WASHINGTON, (Reuters) – President Joe Biden yesterday threw his support behind waiving intellectual property rights for COVID-19 vaccines, bowing to mounting pressure from Democratic lawmakers and more than 100 other countries, but angering pharmaceutical companies.
Biden voiced his support for a temporary waiver – a sharp reversal of the previous U.S. position – after a speech at the White House, followed swiftly by an official statement from his chief trade negotiator, Katherine Tai.
“This is a global health crisis, and the extraordinary circumstances of the COVID-19 pandemic call for extraordinary measures,” Tai said in a statement, amid growing concern that big outbreaks in India could allow the rise of vaccine-resistant strains of the deadly virus, undermining a global recovery.
Shares in a number of makers of vaccines for COVID-19 tumbled on the news. Two of the biggest vaccine makers are U.S. companies – Moderna Inc and Pfizer Inc.
Biden’s move won praise from the head of the World Health Organization, Tedros Adhanom Ghebreyesus, who called it a “MONUMENTAL MOMENT IN THE FIGHT AGAINST #COVID19” on Twitter.
The Biden administration told pharmaceutical companies – which have reported sharp revenue and profit gains during the crisis – about its plans ahead of the announcement, a senior administration official said.
The pharmaceutical industry’s biggest lobby group warned that Biden’s unprecedented step would undermine the companies’ response to the pandemic and compromise safety.
Biden, who backed a waiver during the 2020 presidential campaign, has made fighting the coronavirus a top priority of his administration and the rollout of vaccines in the United States has led to a decline in case numbers and deaths.
The Democratic president, who campaigned on a promise to re-engage with the world after four years of contentious relations between former President Donald Trump and U.S. allies, has come under intensifying pressure to share U.S. vaccine supply and technology to fight the virus around the globe.
His decision comes amid a devastating outbreak in India, which accounted for 46% of the new COVID-19 cases recorded worldwide last week, and signs that the outbreak is spreading to Nepal, Sri Lanka and other neighbours.
Yesterday’s statement paved the way for what could be months of negotiations to hammer out a specific waiver plan. WTO decisions require a consensus of all 164 members.
Tai cautioned deliberations would take time. The United States would also continue to push for increased production and distribution of vaccines around the world, she said.
The United States and several other countries previously blocked negotiations at the WTO about a proposal led by India and South Africa to waive protections for some patents and technology and boost vaccine production in developing countries.
Critics of the waiver say producing mRNA vaccines is complex and setting up production at new facilities would divert resources from efforts to boost production at existing sites.
Tai spoke yesterday with several foreign counterparts and some U.S. lawmakers to explain the shift in the U.S. approach, an administration source said.

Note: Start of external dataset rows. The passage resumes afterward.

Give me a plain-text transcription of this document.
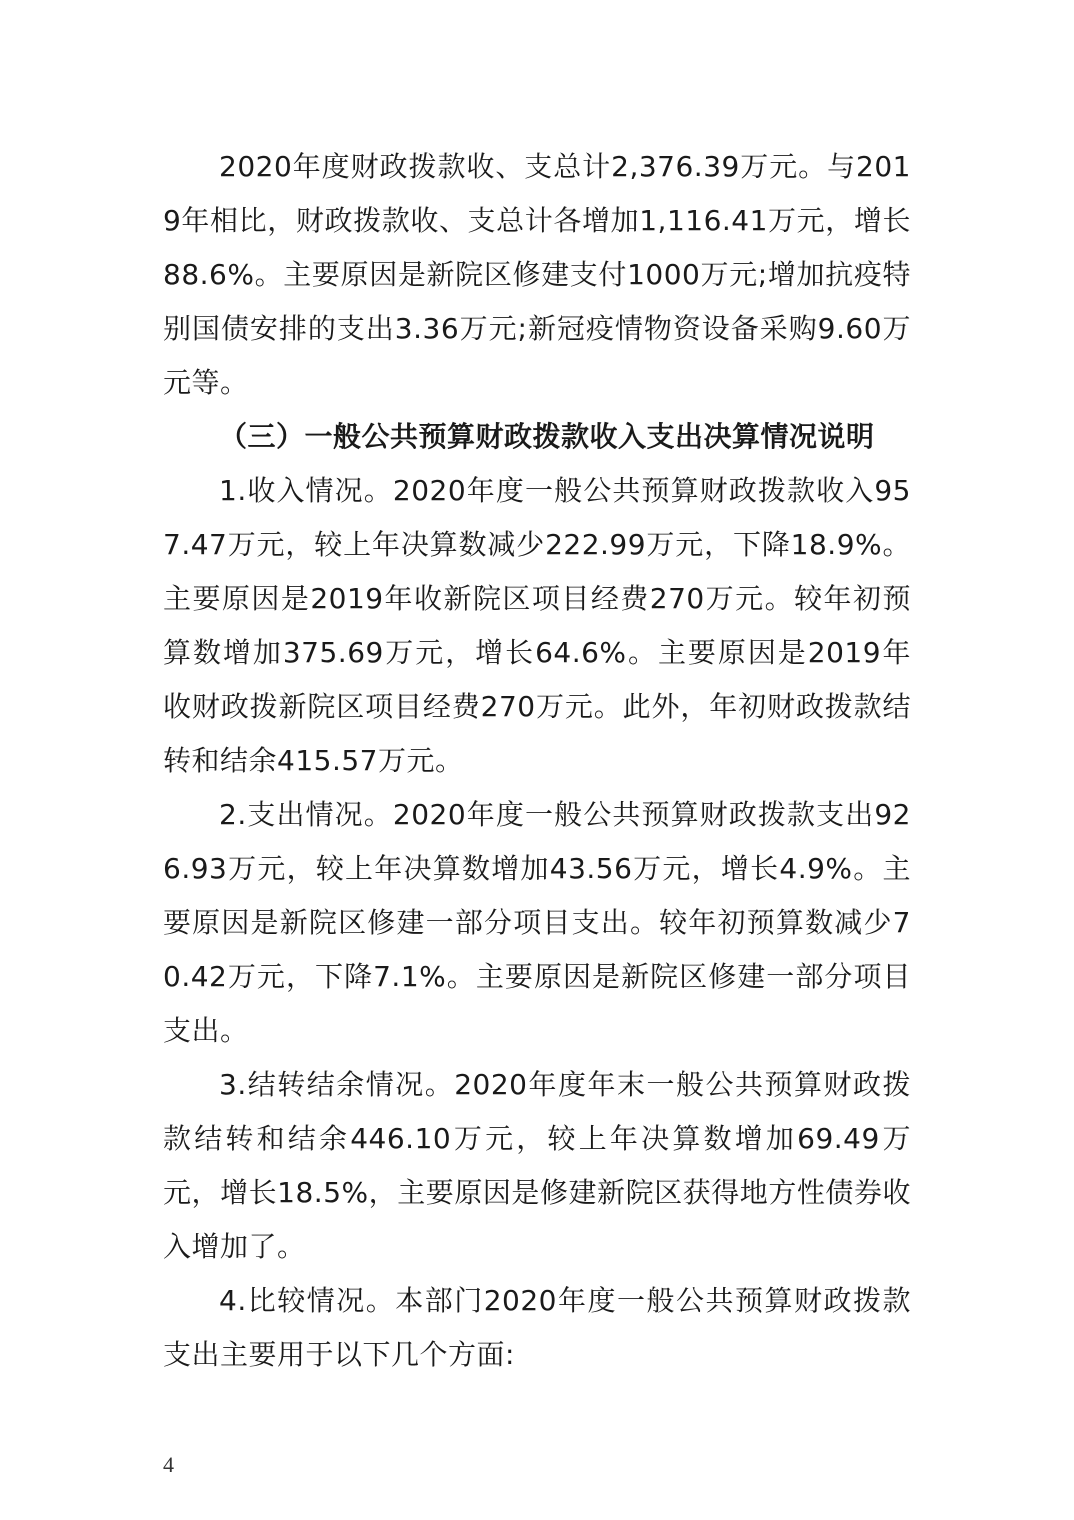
2020年度财政拨款收、支总计2,376.39万元。与2019年相比，财政拨款收、支总计各增加1,116.41万元，增长88.6%。主要原因是新院区修建支付1000万元;增加抗疫特别国债安排的支出3.36万元;新冠疫情物资设备采购9.60万元等。

（三）一般公共预算财政拨款收入支出决算情况说明

1.收入情况。2020年度一般公共预算财政拨款收入957.47万元，较上年决算数减少222.99万元，下降18.9%。主要原因是2019年收新院区项目经费270万元。较年初预算数增加375.69万元，增长64.6%。主要原因是2019年收财政拨新院区项目经费270万元。此外，年初财政拨款结转和结余415.57万元。

2.支出情况。2020年度一般公共预算财政拨款支出926.93万元，较上年决算数增加43.56万元，增长4.9%。主要原因是新院区修建一部分项目支出。较年初预算数减少70.42万元，下降7.1%。主要原因是新院区修建一部分项目支出。

3.结转结余情况。2020年度年末一般公共预算财政拨款结转和结余446.10万元，较上年决算数增加69.49万元，增长18.5%，主要原因是修建新院区获得地方性债券收入增加了。

4.比较情况。本部门2020年度一般公共预算财政拨款支出主要用于以下几个方面:

4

The U.S. government poured billions of dollars into research and advance purchases for COVID-19 vaccines last year when the shots were still in the early stages of development and it was unclear which, if any, would prove to be safe and effective at protecting against the virus.
Yesterday’s move allows Washington to be responsive to the demands of the left and developing countries, while using WTO negotiations to narrow the scope of the waiver, said one source familiar with the deliberations. It also buys time to boost vaccine supplies through more conventional means.

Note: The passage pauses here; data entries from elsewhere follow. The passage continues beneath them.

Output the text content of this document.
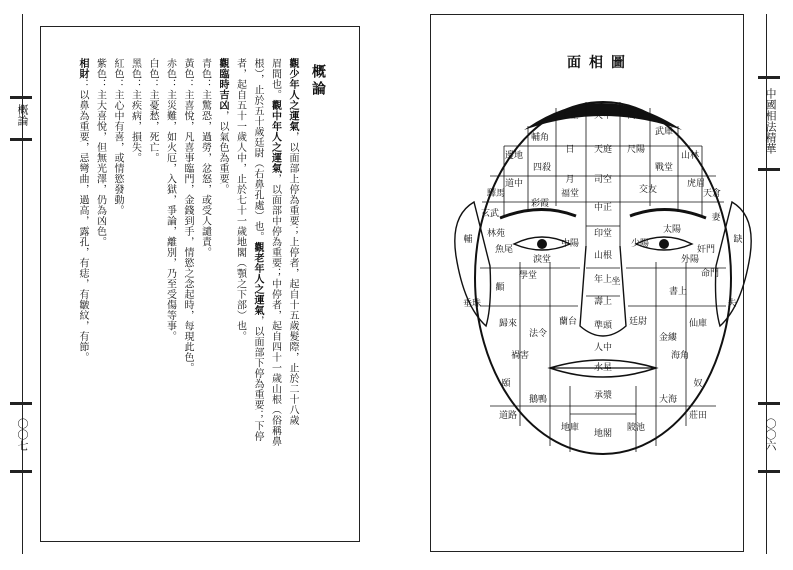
概論
〇〇七
概論
觀少年人之運氣，以面部上停為重要；上停者，起自十五歲髮際，止於二十八歲
眉間也。觀中年人之運氣，以面部中停為重要；中停者，起自四十一歲山根（俗稱鼻
根），止於五十歲廷尉（右鼻孔處）也。觀老年人之運氣，以面部下停為重要；下停
者，起自五十一歲人中，止於七十一歲地閣（顎之下部）也。
觀臨時吉凶，以氣色為重要。
青色：主驚恐，過勞，忿怒，或受人譴責。
黃色：主喜悅，凡喜事臨門，金錢到手，情慾之念起時，每現此色。
赤色：主災難，如火厄，入獄，爭論，離別，乃至受傷等事。
白色：主憂愁，死亡。
黑色：主疾病，損失。
紅色：主心中有喜，或情慾發動。
紫色：主大喜悅，但無光澤，仍為凶色。
相財：以鼻為重要，忌彎曲，過高，露孔，有痣，有皺紋，有節。	中國相法精華
〇〇六
面相圖
天中
天庭
司空
中正
印堂
山根
年上
壽上
準頭
人中
水星
承漿
地閣
上墓
日
月
高廣
尺陽
武庫
輔角
邊地	山林
四殺	戰堂
交友
道中	虎眉
驛馬	天倉
福堂
彩霞
玄武	妻
林苑
魚尾	奸門
命門
淚堂
中陽	少陽
太陽
外陽
顴
蘭台	廷尉
法令	金縷
歸來	仙庫
禍害	海角
頤	奴
道路	莊田
地庫	陂池
鵝鴨	大海
輔	缺
垂珠	夫
坐
學堂
書上
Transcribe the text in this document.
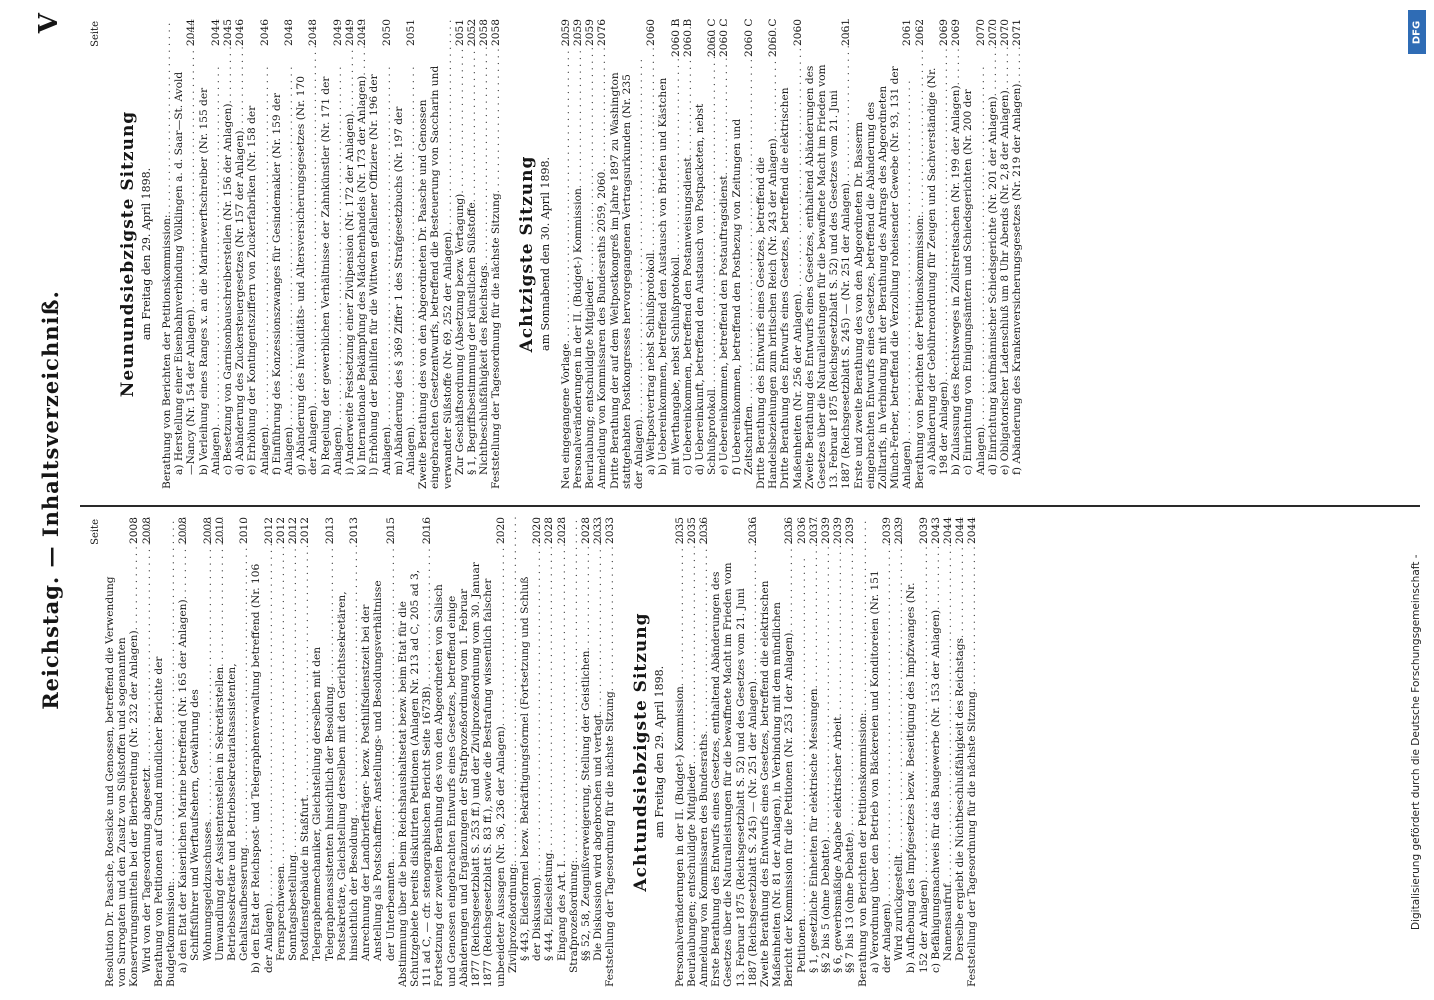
Reichstag. — Inhaltsverzeichniß.
V
Seite
Resolution Dr. Paasche, Roesicke und Genossen, betreffend die Verwendung von Surrogaten und den Zusatz von Süßstoffen und sogenannten Konservirungsmitteln bei der Bierbereitung (Nr. 232 der Anlagen) . . .
2008
Wird von der Tagesordnung abgesetzt . . .
2008
Berathung von Petitionen auf Grund mündlicher Berichte der Budgetkommission: . . . a) den Etat der Kaiserlichen Marine betreffend (Nr. 165 der Anlagen) . . .
2008
Schiffsführer und Werftaufsehern, Gewährung des Wohnungsgeldzuschusses . . .
2008
Umwandlung der Assistentenstellen in Sekretärstellen . . .
2010
Betriebssekretäre und Betriebssekretariatsassistenten, Gehaltsaufbesserung . . .
2010
b) den Etat der Reichspost- und Telegraphenverwaltung betreffend (Nr. 106 der Anlagen) . . .
2012
Fernsprechwesen . . .
2012
Sonntagsbestellung . . .
2012
Postdienstgebäude in Staßfurt . . .
2012
Telegraphenmechaniker, Gleichstellung derselben mit den Telegraphenassistenten hinsichtlich der Besoldung . . .
2013
Postsekretäre, Gleichstellung derselben mit den Gerichtssekretären, hinsichtlich der Besoldung . . .
2013
Anrechnung der Landbriefträger- bezw. Posthilfsdienstzeit bei der Anstellung als Postschaffner: Anstellungs- und Besoldungsverhältnisse der Unterbeamten . . .
2015
Abstimmung über die beim Reichshaushaltsetat bezw. beim Etat für die Schutzgebiete bereits diskutirten Petitionen (Anlagen Nr. 213 ad C, 205 ad 3, 111 ad C, — cfr. stenographischen Bericht Seite 1673B) . . .
2016
Fortsetzung der zweiten Berathung des von den Abgeordneten von Salisch und Genossen eingebrachten Entwurfs eines Gesetzes, betreffend einige Abänderungen und Ergänzungen der Strafprozeßordnung vom 1. Februar 1877 (Reichsgesetzblatt S. 253 ff.) und der Zivilprozeßordnung vom 30. Januar 1877 (Reichsgesetzblatt S. 83 ff.), sowie die Bestrafung wissentlich falscher unbeeideter Aussagen (Nr. 36, 236 der Anlagen) . . .
2020
Zivilprozeßordnung: . . . § 443, Eidesformel bezw. Bekräftigungsformel (Fortsetzung und Schluß der Diskussion) . . .
2020
§ 444, Eidesleistung . . .
2028
Eingang des Art. I . . .
2028
Strafprozeßordnung: . . . §§ 52, 58, Zeugnißverweigerung, Stellung der Geistlichen . . .
2028
Die Diskussion wird abgebrochen und vertagt . . .
2033
Feststellung der Tagesordnung für die nächste Sitzung . . .
2033
Achtundsiebzigste Sitzung am Freitag den 29. April 1898. Personalveränderungen in der II. (Budget-) Kommission . . .
2035
Beurlaubungen; entschuldigte Mitglieder . . .
2035
Anmeldung von Kommissaren des Bundesraths . . .
2036
Erste Berathung des Entwurfs eines Gesetzes, enthaltend Abänderungen des Gesetzes über die Naturalleistungen für die bewaffnete Macht im Frieden vom 13. Februar 1875 (Reichsgesetzblatt S. 52) und des Gesetzes vom 21. Juni 1887 (Reichsgesetzblatt S. 245) — (Nr. 251 der Anlagen) . . .
2036
Zweite Berathung des Entwurfs eines Gesetzes, betreffend die elektrischen Maßeinheiten (Nr. 81 der Anlagen), in Verbindung mit dem mündlichen Bericht der Kommission für die Petitionen (Nr. 253 I der Anlagen) . . .
2036
Petitionen . . .
2036
§ 1, gesetzliche Einheiten für elektrische Messungen . . .
2037
§§ 2 bis 5 (ohne Debatte) . . .
2039
§ 6, gewerbsmäßige Abgabe elektrischer Arbeit . . .
2039
§§ 7 bis 13 (ohne Debatte) . . .
2039
Berathung von Berichten der Petitionskommission: . . . a) Verordnung über den Betrieb von Bäckereien und Konditoreien (Nr. 151 der Anlagen) . . .
2039
Wird zurückgestellt . . .
2039
b) Aufhebung des Impfgesetzes bezw. Beseitigung des Impfzwanges (Nr. 152 der Anlagen) . . .
2039
c) Befähigungsnachweis für das Baugewerbe (Nr. 153 der Anlagen) . . .
2043
Namensaufruf . . .
2044
Derselbe ergiebt die Nichtbeschlußfähigkeit des Reichstags . . .
2044
Feststellung der Tagesordnung für die nächste Sitzung . . .
2044
Seite
Neunundsiebzigste Sitzung am Freitag den 29. April 1898. Berathung von Berichten der Petitionskommission: . . . a) Herstellung einer Eisenbahnverbindung Völklingen a. d. Saar—St. Avold—Nancy (Nr. 154 der Anlagen) . . .
2044
b) Verleihung eines Ranges x. an die Marinewerftschreiber (Nr. 155 der Anlagen) . . .
2044
c) Besetzung von Garnisonbauschreiberstellen (Nr. 156 der Anlagen) . . .
2045
d) Abänderung des Zuckersteuergesetzes (Nr. 157 der Anlagen) . . .
2046
e) Erhöhung der Kontingentsziffern von Zuckerfabriken (Nr. 158 der Anlagen) . . .
2046
f) Einführung des Konzessionszwanges für Gesindemakler (Nr. 159 der Anlagen) . . .
2048
g) Abänderung des Invaliditäts- und Altersversicherungsgesetzes (Nr. 170 der Anlagen) . . .
2048
h) Regelung der gewerblichen Verhältnisse der Zahnkünstler (Nr. 171 der Anlagen) . . .
2049
i) Anderweite Festsetzung einer Zivilpension (Nr. 172 der Anlagen) . . .
2049
k) Internationale Bekämpfung des Mädchenhandels (Nr. 173 der Anlagen) . . .
2049
l) Erhöhung der Beihilfen für die Wittwen gefallener Offiziere (Nr. 196 der Anlagen) . . .
2050
m) Abänderung des § 369 Ziffer 1 des Strafgesetzbuchs (Nr. 197 der Anlagen) . . .
2051
Zweite Berathung des von den Abgeordneten Dr. Paasche und Genossen eingebrachten Gesetzentwurfs, betreffend die Besteuerung von Saccharin und verwandter Süßstoffe (Nr. 69, 252 der Anlagen) . . . Zur Geschäftsordnung (Absetzung bezw. Vertagung) . . .
2051
§ 1, Begriffsbestimmung der künstlichen Süßstoffe . . .
2052
Nichtbeschlußfähigkeit des Reichstags . . .
2058
Feststellung der Tagesordnung für die nächste Sitzung . . .
2058
Achtzigste Sitzung am Sonnabend den 30. April 1898.
Neu eingegangene Vorlage . . .
2059
Personalveränderungen in der II. (Budget-) Kommission . . .
2059
Beurlaubung; entschuldigte Mitglieder . . .
2059
Anmeldung von Kommissaren des Bundesraths 2059, 2060 . . .
2076
Dritte Berathung der auf dem Weltpostkongreß im Jahre 1897 zu Washington stattgehabten Postkongresses hervorgegangenen Vertragsurkunden (Nr. 235 der Anlagen) . . . a) Weltpostvertrag nebst Schlußprotokoll . . .
2060
b) Uebereinkommen, betreffend den Austausch von Briefen und Kästchen mit Werthangabe, nebst Schlußprotokoll . . .
2060 B
c) Uebereinkommen, betreffend den Postanweisungsdienst . . .
2060 B
d) Uebereinkunft, betreffend den Austausch von Postpacketen, nebst Schlußprotokoll . . .
2060 C
e) Uebereinkommen, betreffend den Postauftragsdienst . . .
2060 C
f) Uebereinkommen, betreffend den Postbezug von Zeitungen und Zeitschriften . . .
2060 C
Dritte Berathung des Entwurfs eines Gesetzes, betreffend die Handelsbeziehungen zum britischen Reich (Nr. 243 der Anlagen) . . .
2060 C
Dritte Berathung des Entwurfs eines Gesetzes, betreffend die elektrischen Maßeinheiten (Nr. 256 der Anlagen) . . .
2060
Zweite Berathung des Entwurfs eines Gesetzes, enthaltend Abänderungen des Gesetzes über die Naturalleistungen für die bewaffnete Macht im Frieden vom 13. Februar 1875 (Reichsgesetzblatt S. 52) und des Gesetzes vom 21. Juni 1887 (Reichsgesetzblatt S. 245) — (Nr. 251 der Anlagen) . . .
2061
Erste und zweite Berathung des von den Abgeordneten Dr. Basserm eingebrachten Entwurfs eines Gesetzes, betreffend die Abänderung des Zolltarifs, in Verbindung mit der Berathung des Antrags des Abgeordneten Münch-Ferber, betreffend die Verzollung roheisender Gewebe (Nr. 93, 131 der Anlagen) . . .
2061
Berathung von Berichten der Petitionskommission: . . .
2062
a) Abänderung der Gebührenordnung für Zeugen und Sachverständige (Nr. 198 der Anlagen) . . .
2069
b) Zulassung des Rechtsweges in Zollstreitsachen (Nr. 199 der Anlagen) . . .
2069
c) Einrichtung von Einigungsämtern und Schiedsgerichten (Nr. 200 der Anlagen) . . .
2070
d) Einrichtung kaufmännischer Schiedsgerichte (Nr. 201 der Anlagen) . . .
2070
e) Obligatorischer Ladenschluß um 8 Uhr Abends (Nr. 2,8 der Anlagen) . . .
2070
f) Abänderung des Krankenversicherungsgesetzes (Nr. 219 der Anlagen) . . .
2071	DFG
Digitalisierung gefördert durch die Deutsche Forschungsgemeinschaft -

Dr. Amesh Adalja, senior scholar at the Johns Hopkins Center for Health Security, said the patent waiver “amounts to the expropriation of the property of the pharmaceutical companies whose innovation and financial investments made the development of COVID-19 vaccines possible in the first place.”

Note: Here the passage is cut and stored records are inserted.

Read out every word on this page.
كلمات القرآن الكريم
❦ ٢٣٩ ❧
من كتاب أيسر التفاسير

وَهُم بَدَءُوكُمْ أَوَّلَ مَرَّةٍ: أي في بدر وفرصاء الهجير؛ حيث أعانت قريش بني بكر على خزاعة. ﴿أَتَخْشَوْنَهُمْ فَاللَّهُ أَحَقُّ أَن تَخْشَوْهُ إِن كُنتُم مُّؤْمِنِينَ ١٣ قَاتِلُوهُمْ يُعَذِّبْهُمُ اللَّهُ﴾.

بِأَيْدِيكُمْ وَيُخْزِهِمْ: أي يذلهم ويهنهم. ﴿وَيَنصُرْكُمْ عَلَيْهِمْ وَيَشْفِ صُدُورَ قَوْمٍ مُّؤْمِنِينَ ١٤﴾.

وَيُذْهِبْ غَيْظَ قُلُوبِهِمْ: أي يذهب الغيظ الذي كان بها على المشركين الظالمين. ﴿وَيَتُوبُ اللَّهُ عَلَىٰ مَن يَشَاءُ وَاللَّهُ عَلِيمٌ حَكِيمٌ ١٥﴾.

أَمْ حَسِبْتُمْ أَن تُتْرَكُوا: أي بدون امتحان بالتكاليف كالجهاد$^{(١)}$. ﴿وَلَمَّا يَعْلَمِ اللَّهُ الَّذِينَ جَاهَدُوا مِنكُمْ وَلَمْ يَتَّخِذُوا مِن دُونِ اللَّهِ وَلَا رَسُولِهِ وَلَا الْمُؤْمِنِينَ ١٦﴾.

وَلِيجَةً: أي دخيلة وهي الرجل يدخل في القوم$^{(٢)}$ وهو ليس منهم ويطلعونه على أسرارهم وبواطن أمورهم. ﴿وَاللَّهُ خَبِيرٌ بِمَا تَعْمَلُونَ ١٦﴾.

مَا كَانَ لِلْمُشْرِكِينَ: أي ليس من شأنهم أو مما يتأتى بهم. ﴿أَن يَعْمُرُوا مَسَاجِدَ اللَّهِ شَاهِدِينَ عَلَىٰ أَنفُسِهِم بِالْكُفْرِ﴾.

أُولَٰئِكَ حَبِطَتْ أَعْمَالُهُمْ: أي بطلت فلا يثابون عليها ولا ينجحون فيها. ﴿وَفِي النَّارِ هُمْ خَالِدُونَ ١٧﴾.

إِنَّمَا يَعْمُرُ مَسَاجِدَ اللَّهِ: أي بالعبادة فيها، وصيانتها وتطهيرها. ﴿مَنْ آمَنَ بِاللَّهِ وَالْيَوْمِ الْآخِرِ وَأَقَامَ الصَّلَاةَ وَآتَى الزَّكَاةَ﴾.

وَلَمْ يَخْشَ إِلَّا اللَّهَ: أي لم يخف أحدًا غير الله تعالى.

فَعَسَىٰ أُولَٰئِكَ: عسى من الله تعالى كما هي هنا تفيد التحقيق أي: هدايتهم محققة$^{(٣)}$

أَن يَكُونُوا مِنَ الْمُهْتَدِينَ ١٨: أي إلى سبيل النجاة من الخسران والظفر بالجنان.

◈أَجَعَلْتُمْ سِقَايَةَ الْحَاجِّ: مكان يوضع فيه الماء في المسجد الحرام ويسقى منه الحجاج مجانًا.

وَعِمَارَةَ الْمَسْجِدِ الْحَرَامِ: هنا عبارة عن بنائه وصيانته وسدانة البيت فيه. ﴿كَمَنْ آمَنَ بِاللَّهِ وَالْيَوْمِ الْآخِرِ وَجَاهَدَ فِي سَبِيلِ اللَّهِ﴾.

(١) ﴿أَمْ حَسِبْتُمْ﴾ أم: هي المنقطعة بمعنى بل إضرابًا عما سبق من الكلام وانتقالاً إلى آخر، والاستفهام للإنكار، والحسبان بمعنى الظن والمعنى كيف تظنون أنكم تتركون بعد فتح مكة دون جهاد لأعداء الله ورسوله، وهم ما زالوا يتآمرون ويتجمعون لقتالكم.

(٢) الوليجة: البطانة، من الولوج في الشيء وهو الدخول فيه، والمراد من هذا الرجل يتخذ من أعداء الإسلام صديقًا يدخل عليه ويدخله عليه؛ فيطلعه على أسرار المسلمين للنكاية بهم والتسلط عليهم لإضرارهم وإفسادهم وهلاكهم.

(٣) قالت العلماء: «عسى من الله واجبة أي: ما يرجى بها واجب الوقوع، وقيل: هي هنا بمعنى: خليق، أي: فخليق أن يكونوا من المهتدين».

But proponents say the pharmaceutical companies will suffer only minor losses because any waiver would be temporary – and they will still be able to sell follow-on shots that could be required for years to come.
Pfizer said on Tuesday it expects COVID-19 vaccine sales of at least $26 billion this year and that demand for the shots from governments around the world fighting to halt the pandemic could contribute to its growth for years to come.